Они посмеялись. Потом стали ждать. Но Катя, его Катя, не являлась. И они позавтракали вдвоём.
— Я хотел бы, — сказал он, прощаясь, — чтобы вы сошлись, две Кати дорогие моему сердцу.
— Непременно сойдёмся, — отвечала Катя, кивнув головой.
Он сел в карету. Отчего-то бились в нём лестные тютчевские строчки: «Царь благодушный, царь с евангельской душою, с любовью к ближнему святою...» Он не пренебрегал любовию к ближнему, отнюдь! И любовью к России. Но как совместить эту христианскую любовь с ненавистью тех, кто сеет ненависть и смерть якобы во имя любви к народу, к России? Кто, отталкиваемый народом, вещает от его имени?

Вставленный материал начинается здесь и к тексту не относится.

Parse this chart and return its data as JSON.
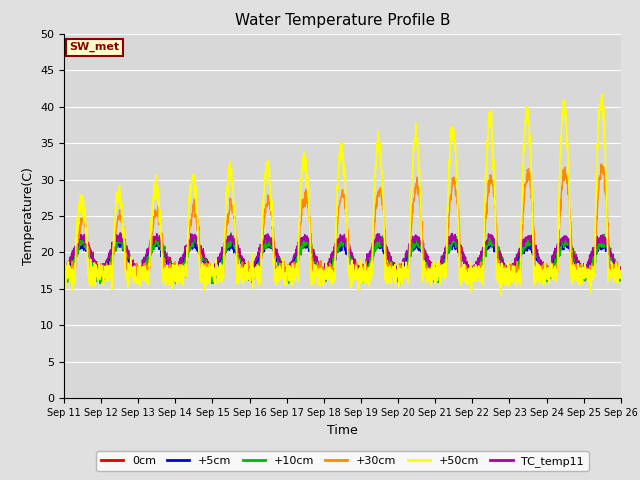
{
  "title": "Water Temperature Profile B",
  "xlabel": "Time",
  "ylabel": "Temperature(C)",
  "annotation": "SW_met",
  "ylim": [
    0,
    50
  ],
  "yticks": [
    0,
    5,
    10,
    15,
    20,
    25,
    30,
    35,
    40,
    45,
    50
  ],
  "xtick_labels": [
    "Sep 11",
    "Sep 12",
    "Sep 13",
    "Sep 14",
    "Sep 15",
    "Sep 16",
    "Sep 17",
    "Sep 18",
    "Sep 19",
    "Sep 20",
    "Sep 21",
    "Sep 22",
    "Sep 23",
    "Sep 24",
    "Sep 25",
    "Sep 26"
  ],
  "series": {
    "0cm": {
      "color": "#dd0000",
      "lw": 1.0
    },
    "+5cm": {
      "color": "#0000dd",
      "lw": 1.0
    },
    "+10cm": {
      "color": "#00bb00",
      "lw": 1.0
    },
    "+30cm": {
      "color": "#ff8800",
      "lw": 1.0
    },
    "+50cm": {
      "color": "#ffff00",
      "lw": 1.2
    },
    "TC_temp11": {
      "color": "#aa00aa",
      "lw": 1.0
    }
  },
  "bg_color": "#e0e0e0",
  "plot_bg_color": "#d8d8d8",
  "figsize": [
    6.4,
    4.8
  ],
  "dpi": 100
}
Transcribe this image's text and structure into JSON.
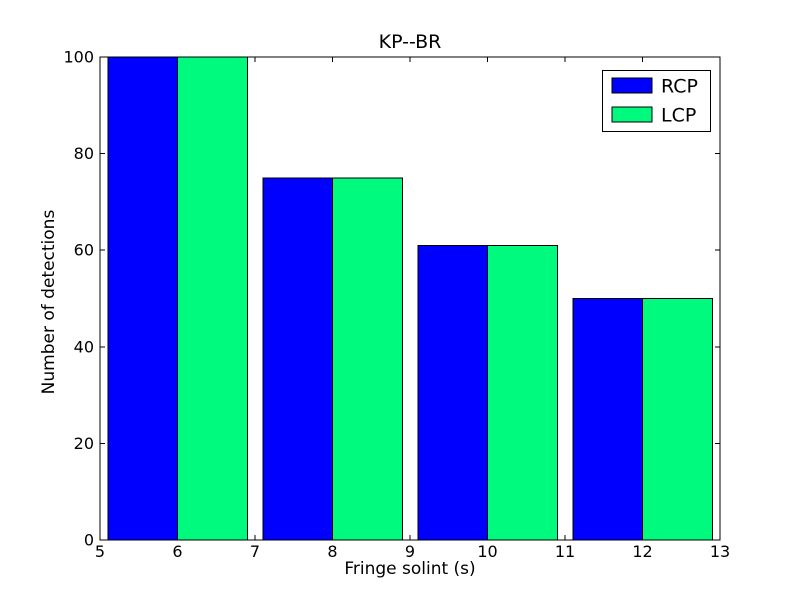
{
  "chart_data": {
    "type": "bar",
    "title": "KP--BR",
    "xlabel": "Fringe solint (s)",
    "ylabel": "Number of detections",
    "xlim": [
      5,
      13
    ],
    "ylim": [
      0,
      100
    ],
    "xticks": [
      5,
      6,
      7,
      8,
      9,
      10,
      11,
      12,
      13
    ],
    "yticks": [
      0,
      20,
      40,
      60,
      80,
      100
    ],
    "grid": false,
    "bar_group_centers": [
      6,
      8,
      10,
      12
    ],
    "bar_width_units": 0.9,
    "series": [
      {
        "name": "RCP",
        "color": "#0000ff",
        "values": [
          100,
          75,
          61,
          50
        ]
      },
      {
        "name": "LCP",
        "color": "#00fa7d",
        "values": [
          100,
          75,
          61,
          50
        ]
      }
    ],
    "legend": {
      "position": "upper right",
      "entries": [
        "RCP",
        "LCP"
      ]
    },
    "axis_color": "#000000",
    "text_color": "#000000",
    "background_color": "#ffffff"
  }
}
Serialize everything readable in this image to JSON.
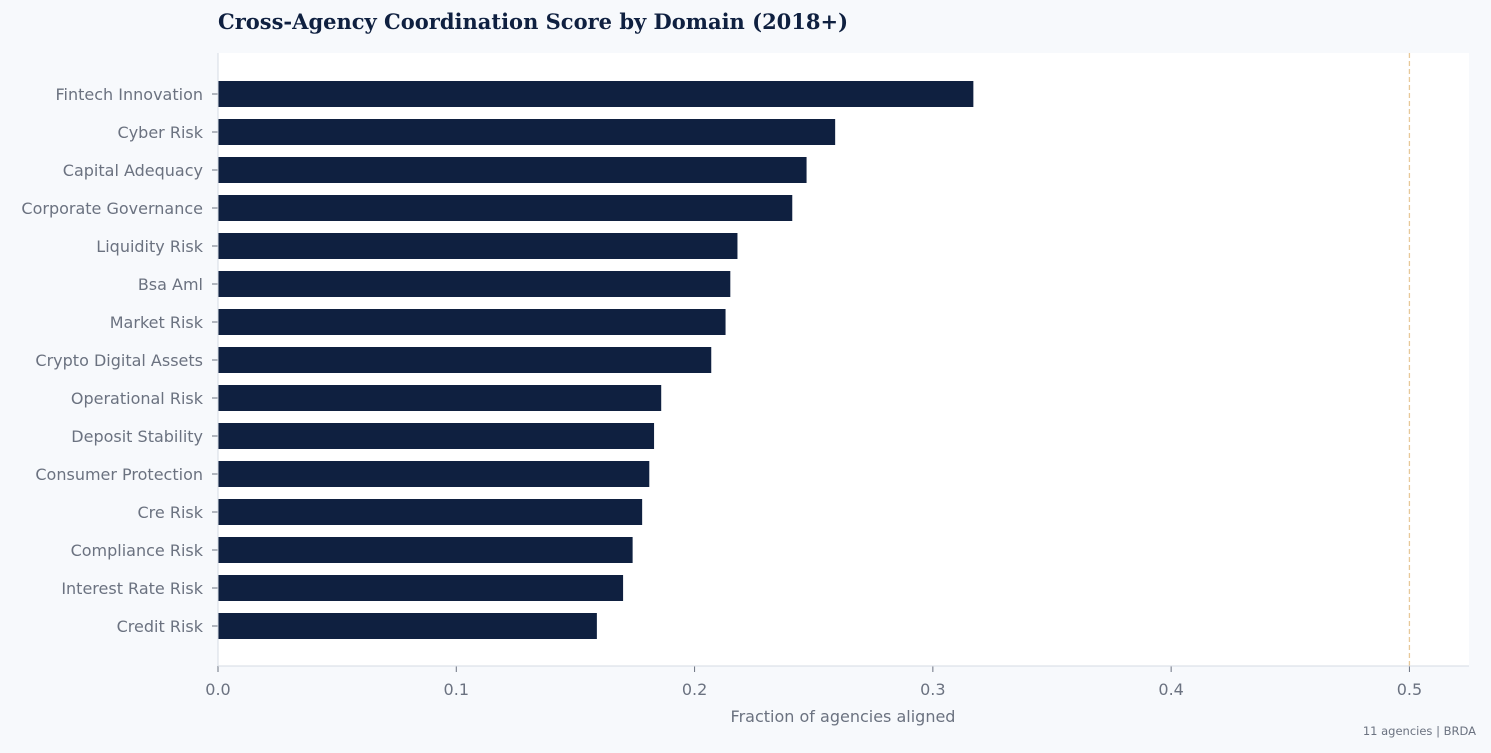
{
  "chart_data": {
    "type": "bar",
    "orientation": "horizontal",
    "title": "Cross-Agency Coordination Score by Domain (2018+)",
    "xlabel": "Fraction of agencies aligned",
    "ylabel": "",
    "categories": [
      "Fintech Innovation",
      "Cyber Risk",
      "Capital Adequacy",
      "Corporate Governance",
      "Liquidity Risk",
      "Bsa Aml",
      "Market Risk",
      "Crypto Digital Assets",
      "Operational Risk",
      "Deposit Stability",
      "Consumer Protection",
      "Cre Risk",
      "Compliance Risk",
      "Interest Rate Risk",
      "Credit Risk"
    ],
    "values": [
      0.317,
      0.259,
      0.247,
      0.241,
      0.218,
      0.215,
      0.213,
      0.207,
      0.186,
      0.183,
      0.181,
      0.178,
      0.174,
      0.17,
      0.159
    ],
    "xlim": [
      0,
      0.525
    ],
    "xticks": [
      0.0,
      0.1,
      0.2,
      0.3,
      0.4,
      0.5
    ],
    "xtick_labels": [
      "0.0",
      "0.1",
      "0.2",
      "0.3",
      "0.4",
      "0.5"
    ],
    "reference_line": {
      "x": 0.5,
      "style": "dashed",
      "color": "#e8c99a"
    },
    "grid": false,
    "legend": "none",
    "colors": {
      "bar": "#0f2040",
      "plot_background": "#ffffff",
      "page_background": "#f7f9fc",
      "text": "#6b7280"
    }
  },
  "footnote": "11 agencies | BRDA"
}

«С любовью к ближнему святою», — всё ещё звучало в нём, когда карета, миновав Инженерную улицу, выехала на Екатерининский канал. Замер по команде «смирно!» взвод «павлонов» — юнкеров Павловского училища, Александр машинально улыбнулся, но розовые мальчишеские лица мелькнули и пропали.
«Отчего это Катя не появилась? — думал он, постепенно задрёмывая под равномерное покачивание кареты. — Она всё ещё слишком дичится и старается не выходить на люди... Впрочем, наш брак доселе не обнародован... Сенат получил указ...»
Оглушительный грохот заставил его встрепенуться. И в то же мгновение он был силою выброшен из кареты. Она была смята взрывом словно картонная коробка.
«Жив! Слава Богу жив! — он машинально перекрестился. — Господь хранит!»
Конные казаки бились в последних конвульсиях среди сметённого мокрого снега. Толпа сбегалась, окружая место взрыва. Бомбист был схвачен и едва ли не растерзан. Это был ещё совсем молодой человек, студент по обличью.
— Ваше величество, вы целы, — полковник Дворжицкий из охраны вытянулся перед ним. — Умоляю, прошу — садитесь в сани.
— Господь меня хранит, — ответил Александр — Не впервой...
Он должен был непременно поглядеть на бомбиста, как было в те, прошлые разы, с Каракозовым, Соловьёвым, Березовским... Тогда, как и теперь, он уже почитал себя в безопасности. Народ охранит, оборонит, а Господь простёр над ним свою зиждительную руку...
— Ваше величество, Государь, умоляю вас — садитесь в сани. — Сани были уж рядом.
— Нет-нет, я должен взглянуть на этого негодяя, — Александр обрёл привычное хладнокровие. — Подожди меня здесь. И пусть немедля вызовут докторов и карету для раненых...
— И убитых, — подсказал полковник. — Погибло несколько...
Бомбист был невзрачен. Окружённый рычащей толпой, он показался Александру совсем мальчишкой. Его уже сильно помяли и наверняка бы растерзали, не будь рядом полицейских, вцепившихся в рукава его драпового осеннего пальто.
— Экий мерзавец, — пробормотал Александр. — Будешь повешен.
— С вами вместе, — вытолкнул бомбист разбитыми губами.
Александр повернулся и направился к саням — дерзкий, все они такие.
И вдруг снова грохнуло. Этот грохот был последним, что отпечаталось в сознании. Свет померк.
Жизнь кончилась.
Глава двадцать вторая и последняя
НЕТ БОЛЕ БЛАГОДУШНОГО ЦАРЯ
Окапываются дворцы, запрещается ходить по их панелям;
Временный совет при градоначальнике воображает, что
он призван управлять полицией и самим градоначальником;
министр внутренних дел стушевался и даже не обнаруживает
никакого участия в делах охранения или восстановления
общественного порядка в столице...
Быстро катится шар по наклонной плоскости и
надтрескивается. Ко всему нужно быть готовым.
Да будет воля Господня!
— Са-ша!
— Са-ша!!!
Присутствовавшие оцепенели, окаменели, казалось, перестали дышать.
Саша? К кому это относилось? Неужто к монарху, повелителю Российской империи?
Крик перешёл в истерическое рыдание. Светлейшая княгиня Юрьевская ползала на коленях возле того, кто ещё недавно был императором и самодержцем Всероссийским Александром II, Освободителем...
Она покрывала поцелуями окровавленное лицо, взывая к нему, словно это безногое бесчувственное тело могло её услышать.
На лице ещё жили одни глаза. В них тлели последние искорки жизни. Но уж и они гасли.
Последняя конвульсия сотрясла тело, и глаза померкли. Катя приникла к ним губами, ещё на что-то надеясь, пытаясь уловить последнее тепло. И, застонав, потеряла сознание.